Kurt Campbell is an expert on Asia and security issues who is now chief executive of the Center for a New American Security. He served in the Pentagon in the Clinton administration, in charge of Asia/Pacific issues, and earlier taught at Harvard. He has written widely, for popular and academic audiences, about everything from Japan to nuclear policy.
On this occasion he has written an interesting and thought-provoking piece for the NY Times on what he describes as America's "Siberian Dilemma":
"A trip through Asia, even a relatively brief one, reveals some disquieting concerns over the current American position in the region. In these waning months of the Bush Administration, with the country bogged down and preoccupied in Iraq, the United States faces the unpalatable choice posed by the “Siberian dilemma” in Asia. Just what is the Siberian dilemma and how does it apply to the unforgiving urban battlefields of Iraq? And more to the point, what does this have to do with Asia?
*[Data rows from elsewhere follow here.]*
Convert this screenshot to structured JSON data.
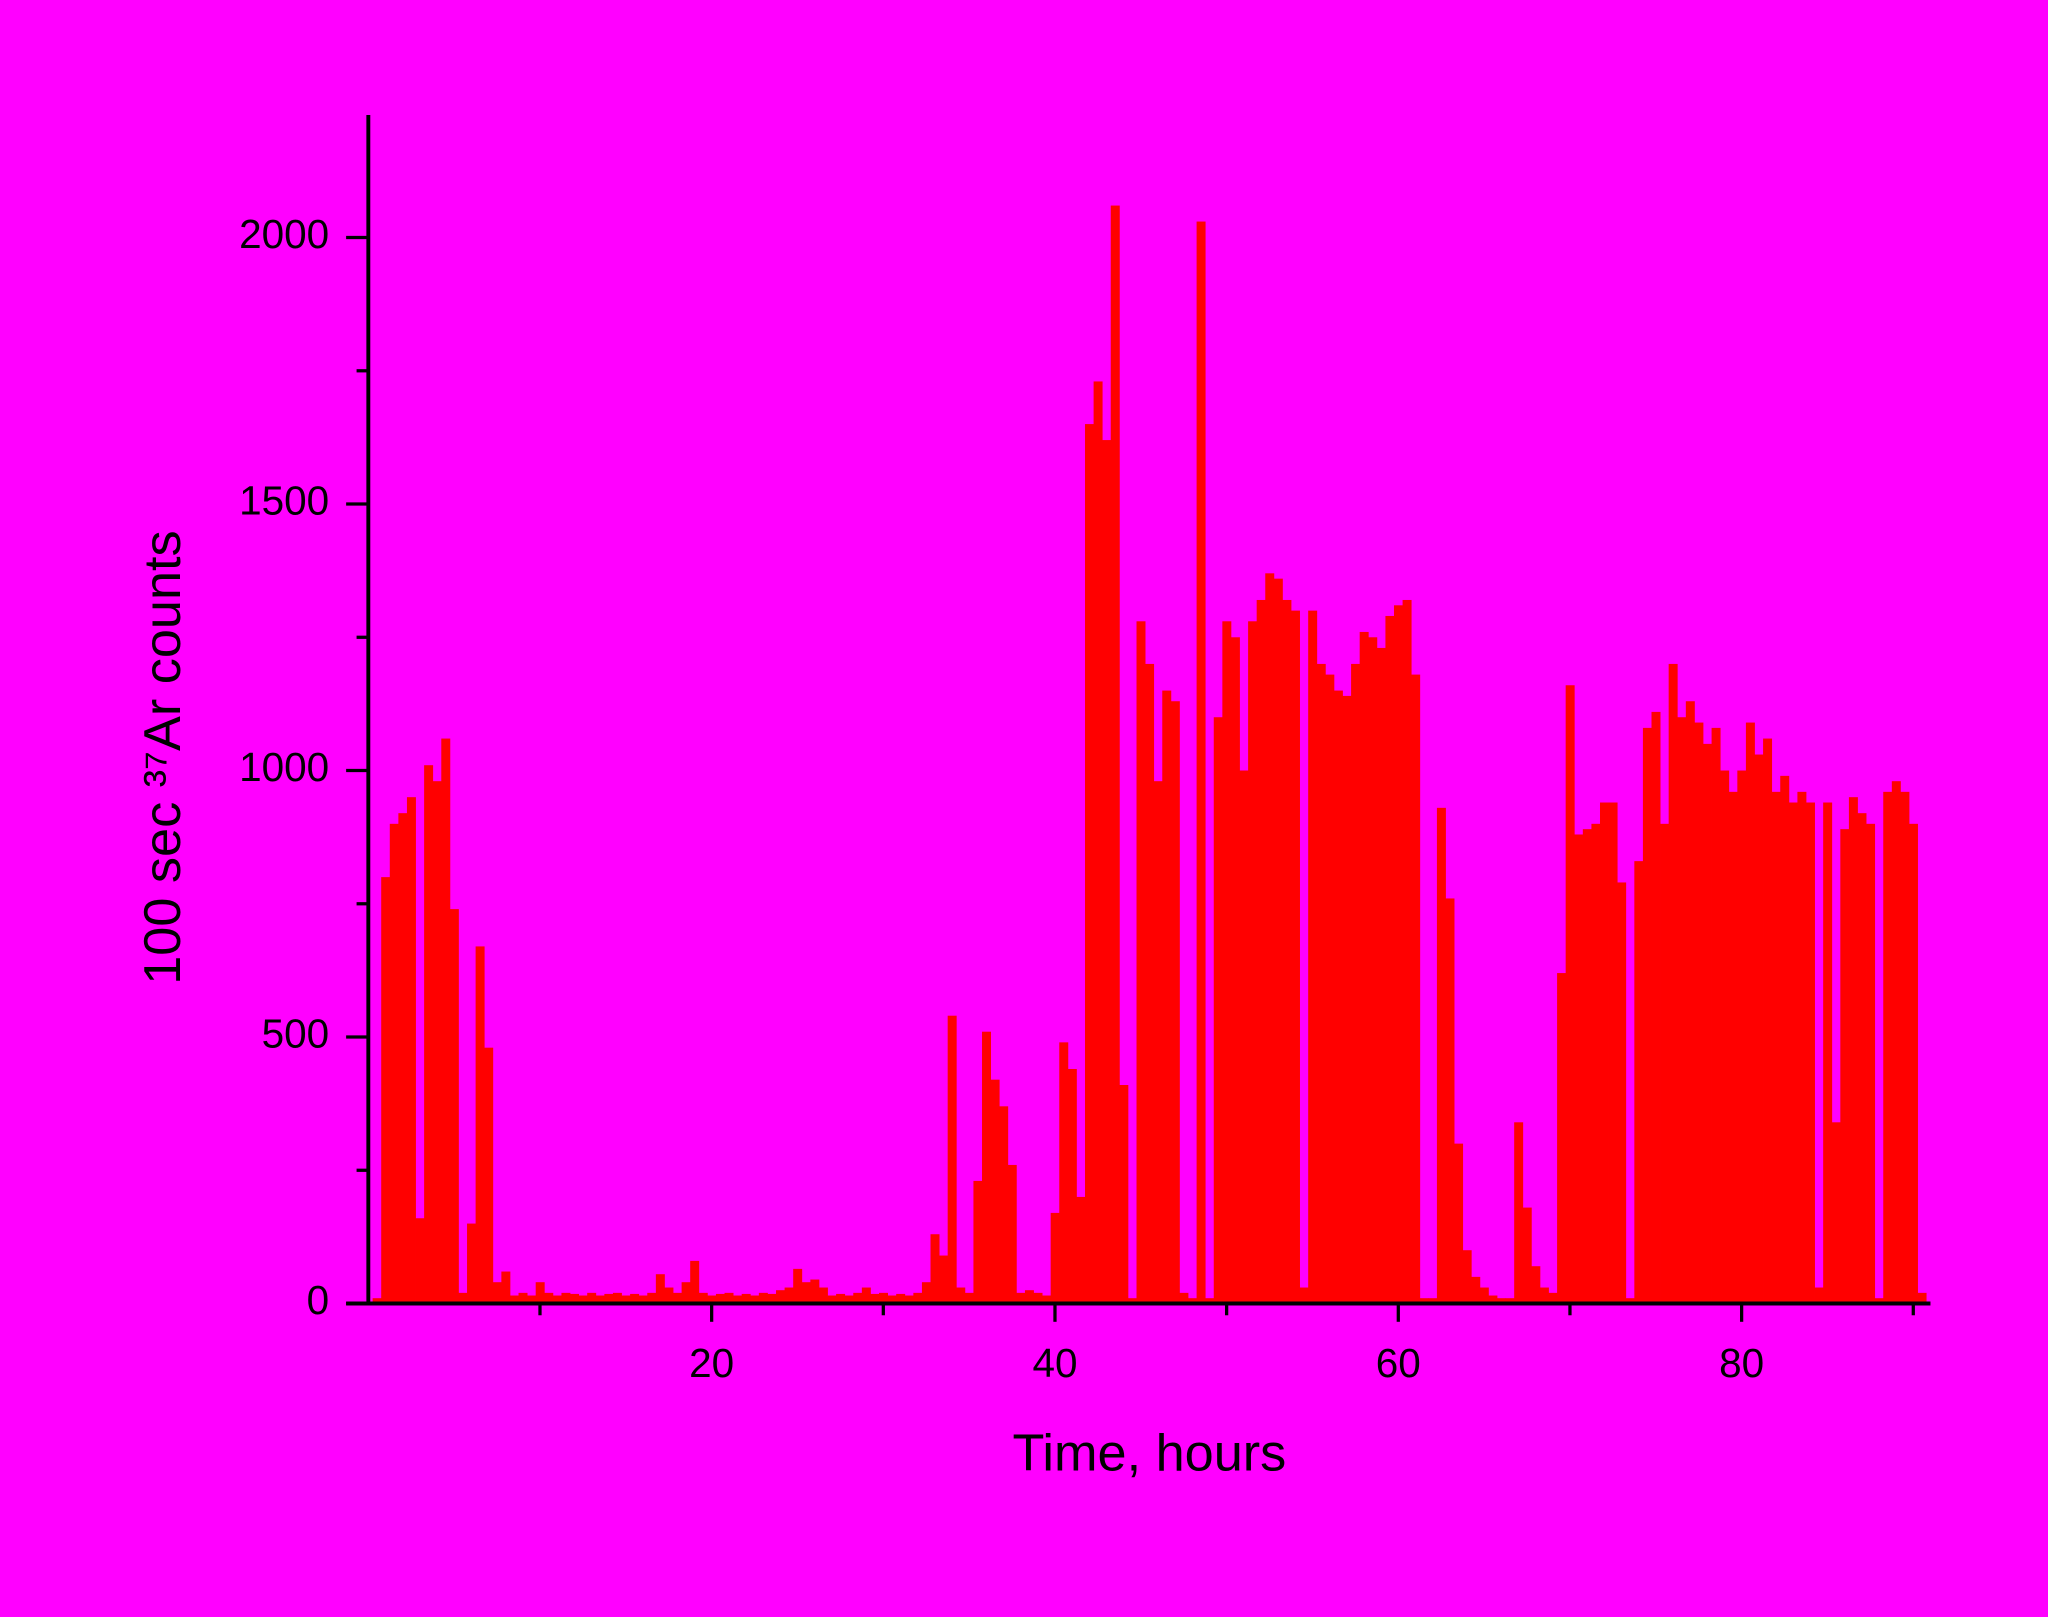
{
  "chart_data": {
    "type": "bar",
    "xlabel": "Time, hours",
    "ylabel": "100 sec ³⁷Ar counts",
    "color": "#ff0000",
    "background": "#ff00ff",
    "xlim": [
      0,
      91
    ],
    "ylim": [
      0,
      2230
    ],
    "xticks": [
      20,
      40,
      60,
      80
    ],
    "xminor_ticks": [
      10,
      30,
      50,
      70,
      90
    ],
    "yticks": [
      0,
      500,
      1000,
      1500,
      2000
    ],
    "yminor_ticks": [
      250,
      750,
      1250,
      1750
    ],
    "x": [
      0.5,
      1,
      1.5,
      2,
      2.5,
      3,
      3.5,
      4,
      4.5,
      5,
      5.5,
      6,
      6.5,
      7,
      7.5,
      8,
      8.5,
      9,
      9.5,
      10,
      10.5,
      11,
      11.5,
      12,
      12.5,
      13,
      13.5,
      14,
      14.5,
      15,
      15.5,
      16,
      16.5,
      17,
      17.5,
      18,
      18.5,
      19,
      19.5,
      20,
      20.5,
      21,
      21.5,
      22,
      22.5,
      23,
      23.5,
      24,
      24.5,
      25,
      25.5,
      26,
      26.5,
      27,
      27.5,
      28,
      28.5,
      29,
      29.5,
      30,
      30.5,
      31,
      31.5,
      32,
      32.5,
      33,
      33.5,
      34,
      34.5,
      35,
      35.5,
      36,
      36.5,
      37,
      37.5,
      38,
      38.5,
      39,
      39.5,
      40,
      40.5,
      41,
      41.5,
      42,
      42.5,
      43,
      43.5,
      44,
      44.5,
      45,
      45.5,
      46,
      46.5,
      47,
      47.5,
      48,
      48.5,
      49,
      49.5,
      50,
      50.5,
      51,
      51.5,
      52,
      52.5,
      53,
      53.5,
      54,
      54.5,
      55,
      55.5,
      56,
      56.5,
      57,
      57.5,
      58,
      58.5,
      59,
      59.5,
      60,
      60.5,
      61,
      61.5,
      62,
      62.5,
      63,
      63.5,
      64,
      64.5,
      65,
      65.5,
      66,
      66.5,
      67,
      67.5,
      68,
      68.5,
      69,
      69.5,
      70,
      70.5,
      71,
      71.5,
      72,
      72.5,
      73,
      73.5,
      74,
      74.5,
      75,
      75.5,
      76,
      76.5,
      77,
      77.5,
      78,
      78.5,
      79,
      79.5,
      80,
      80.5,
      81,
      81.5,
      82,
      82.5,
      83,
      83.5,
      84,
      84.5,
      85,
      85.5,
      86,
      86.5,
      87,
      87.5,
      88,
      88.5,
      89,
      89.5,
      90,
      90.5
    ],
    "values": [
      10,
      800,
      900,
      920,
      950,
      160,
      1010,
      980,
      1060,
      740,
      20,
      150,
      670,
      480,
      40,
      60,
      15,
      20,
      15,
      40,
      20,
      15,
      20,
      18,
      15,
      20,
      15,
      18,
      20,
      15,
      18,
      15,
      20,
      55,
      30,
      20,
      40,
      80,
      20,
      15,
      18,
      20,
      15,
      18,
      15,
      20,
      18,
      25,
      30,
      65,
      40,
      45,
      30,
      15,
      18,
      15,
      20,
      30,
      18,
      20,
      15,
      18,
      15,
      20,
      40,
      130,
      90,
      540,
      30,
      20,
      230,
      510,
      420,
      370,
      260,
      20,
      25,
      20,
      15,
      170,
      490,
      440,
      200,
      1650,
      1730,
      1620,
      2060,
      410,
      10,
      1280,
      1200,
      980,
      1150,
      1130,
      20,
      10,
      2030,
      10,
      1100,
      1280,
      1250,
      1000,
      1280,
      1320,
      1370,
      1360,
      1320,
      1300,
      30,
      1300,
      1200,
      1180,
      1150,
      1140,
      1200,
      1260,
      1250,
      1230,
      1290,
      1310,
      1320,
      1180,
      10,
      10,
      930,
      760,
      300,
      100,
      50,
      30,
      15,
      10,
      10,
      340,
      180,
      70,
      30,
      20,
      620,
      1160,
      880,
      890,
      900,
      940,
      940,
      790,
      10,
      830,
      1080,
      1110,
      900,
      1200,
      1100,
      1130,
      1090,
      1050,
      1080,
      1000,
      960,
      1000,
      1090,
      1030,
      1060,
      960,
      990,
      940,
      960,
      940,
      30,
      940,
      340,
      890,
      950,
      920,
      900,
      10,
      960,
      980,
      960,
      900,
      20
    ]
  }
}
The fishermen of northernmost Russia go out onto the frozen lakes of Siberia in temperatures at times approaching 60 degrees below zero centigrade to fill their catch. They know from experience that the biggest fish congregate at the center of lakes where the ice is the thinnest. They slowly make their way out across the ice listening carefully for the telltale signs of cracking. If a fisherman is unlucky enough to fall through the ice into the freezing water, he is confronted immediately with what is known as the Siberian dilemma. If he pulls himself out of the water onto the ice, his body will freeze immediately in the atmosphere and the fisherman will die of shock. If, however, he chooses to take his chances in the water, the fisherman will inevitably perish of hypothermia. Such is the stark choice presented by the Siberian dilemma.
With sand instead of ice, President Bush faces a kind of Siberian dilemma of his own making when it comes to his political and diplomatic efforts with regard to Iraq. We are now entering the most consequential phase of the unpopular war, and America’s power and prestige (as well as President Bush’s legacy) hang in the balance."